Item 42254285

karmarepellent • 2 months ago

In theory: absolutely. This is just anecdata and you are welcome to challenge me on it, but I have never had a problem upgrading Kubernetes itself. As long as you trail one version behind the latest to ensure critical bugs are fixed before you risk to run into them yourself, I think you are good.

Edit: To expand on it a little bit. I think there is always a real, theoretical risk that must be taken into account when you design your infrastructure. But when experience tells you that accounting for this potential risk may not be worth it in practice, you might get away with discarding it and keeping your infra lean. (Yes, I am starting to sweat just writing this).

mst • 2 months ago

"I am cutting this corner because I absolutely cannot make a business case I believe in for doing it the hard (but more correct) way but believe me I am still going to be low key paranoid about it indefinitely" is an experience that I think a lot of us can relate to.

I've actually asked for a task to be reassigned to somebody else before now on the grounds that I knew it deserved to be done the simple way but could not for the life of me bring myself to implement that.

(the trick is to find a colleague with a task you *can* do that they hate more and arrange a mutually beneficial swap)

1 reply

karmarepellent • 2 months ago

Actually I think the trick is to change ones own perspective on these things. Regardless of how many redundancies and how many 9's of availability your system theoretically achieves, there is always stuff that can go wrong for a variety of reasons. If things go wrong, I am faster at fixing a not-so-complex system than the more complex system that should, in theory, be more robust.

Also I have yet to experience that an outage of any kind had any negative consequences for me personally.

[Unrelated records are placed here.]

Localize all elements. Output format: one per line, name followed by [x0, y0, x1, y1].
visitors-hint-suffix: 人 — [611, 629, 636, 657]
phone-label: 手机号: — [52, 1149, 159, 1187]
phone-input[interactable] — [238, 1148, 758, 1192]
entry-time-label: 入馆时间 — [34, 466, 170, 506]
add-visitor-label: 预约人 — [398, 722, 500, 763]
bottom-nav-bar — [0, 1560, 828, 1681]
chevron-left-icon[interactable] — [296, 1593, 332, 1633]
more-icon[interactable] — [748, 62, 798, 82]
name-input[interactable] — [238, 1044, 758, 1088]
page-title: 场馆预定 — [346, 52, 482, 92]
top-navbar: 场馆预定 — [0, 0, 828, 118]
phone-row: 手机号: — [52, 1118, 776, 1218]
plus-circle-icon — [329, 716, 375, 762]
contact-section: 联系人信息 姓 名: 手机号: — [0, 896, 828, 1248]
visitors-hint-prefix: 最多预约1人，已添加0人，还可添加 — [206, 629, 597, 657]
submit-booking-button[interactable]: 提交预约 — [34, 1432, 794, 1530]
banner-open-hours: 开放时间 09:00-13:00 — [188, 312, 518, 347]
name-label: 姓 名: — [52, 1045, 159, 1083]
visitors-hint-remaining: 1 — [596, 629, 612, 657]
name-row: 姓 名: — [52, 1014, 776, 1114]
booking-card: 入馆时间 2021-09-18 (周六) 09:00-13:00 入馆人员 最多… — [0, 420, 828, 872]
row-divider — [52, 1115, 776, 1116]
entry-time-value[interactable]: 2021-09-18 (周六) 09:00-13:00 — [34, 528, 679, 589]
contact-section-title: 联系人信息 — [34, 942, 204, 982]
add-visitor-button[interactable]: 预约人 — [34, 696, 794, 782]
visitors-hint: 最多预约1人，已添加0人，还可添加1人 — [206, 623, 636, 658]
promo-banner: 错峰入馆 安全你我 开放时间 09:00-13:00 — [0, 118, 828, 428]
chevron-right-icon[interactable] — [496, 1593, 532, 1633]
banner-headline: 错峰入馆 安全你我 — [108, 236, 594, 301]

As long as you stand by the decisions you made in the past and show a path forward, people (even the higher-ups) are going to respect that.

Anticipating every possible issue that might or might not occur during the lifetime of an application just leads to over-engineering.

I think rationalizing it a little bit may also help with the paranoia.

pickle-wizard • 2 months ago

At my last job we had a Kubernetes upgrade go so wrong we ended up having to blow away the cluster and redeploy everything. Even a restore of the etcd backup didn't work. I couldn't tell you exactly what went wrong, as I wasn't the one that did the upgrade. I wasn't around of the RCA on this one. As the fallout was straw that broke the camels back, I ended up quitting to take a sabbatical.